Hasta que Inés encontró una carta. Su marido le pedía a su madre que hablara con ella. Decía que había encontrado el amor verdadero y se quedaba. Y que, por favor, consolara a su esposa…

Inés corrió a ver a Carmen.

—¡Carmen! ¡Usted lo sabía! ¡Su hijo es un canalla! ¿Qué hago ahora? ¿Cómo sigo?

—Inés, escúchame… Callé, pensando que recapacitaría. Pero ahora dice que tienen un bebé… La sangre tira, pero el amor no se obliga. Eres joven. Encontrarás a alguien mejor. ¡Pero déjame a Ángela! ¡No soportaré perderla! —rogó Carmen.

Inés lo pensó… y decidió comenzar de nuevo.

Su segundo marido, Adrián, lo conoció en el autobús. Él le pisó sin querer y se disculpó con tanta vergüenza que le dio pena. Bajaron juntos. Intercambiaron números.

Inés lo olvidó. Pero Adrián no. La llamó en Nochevieja. Llegó con rosas y un oso de peluche enorme. Fue un encuentro frío, alegre y lleno de promesas.

Empezaron a salir. Enamorada, Inés no mencionó a su hija.

Se casaron. Se mudó con él. Ángela se quedó con Carmen… y el oso de peluche.

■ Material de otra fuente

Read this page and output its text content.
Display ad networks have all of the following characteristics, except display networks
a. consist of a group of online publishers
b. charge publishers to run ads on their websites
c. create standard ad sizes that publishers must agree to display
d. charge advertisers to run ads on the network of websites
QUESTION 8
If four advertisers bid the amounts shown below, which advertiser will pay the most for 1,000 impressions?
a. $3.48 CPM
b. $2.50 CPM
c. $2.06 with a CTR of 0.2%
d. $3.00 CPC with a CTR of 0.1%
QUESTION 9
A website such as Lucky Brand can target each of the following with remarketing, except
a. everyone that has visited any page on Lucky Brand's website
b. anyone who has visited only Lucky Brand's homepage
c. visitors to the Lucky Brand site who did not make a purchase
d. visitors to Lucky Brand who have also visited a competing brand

Al principio, Inés visitaba a su hija. Luego, al nacer Lucía, los encuentros se espaciaron. Con el tiempo, dejó de ir.

Hasta que Ángela volvió a su vida. Su hija, ahora, le robaba el marido.

Inés decidió visitarlos. Quería entender.

Ángela la recibió como si la esperara.

—Hola,… mamá. ¿Viniste por tu marido? —Inés cerró los ojos, sintiendo el peso de los años y los errores, y al abrirlos, extendió la mano hacia Ángela mientras susurraba: “Perdóname, hija, y déjame ayudarte a criar a esos niños, porque al final, la familia es lo único que perdona”.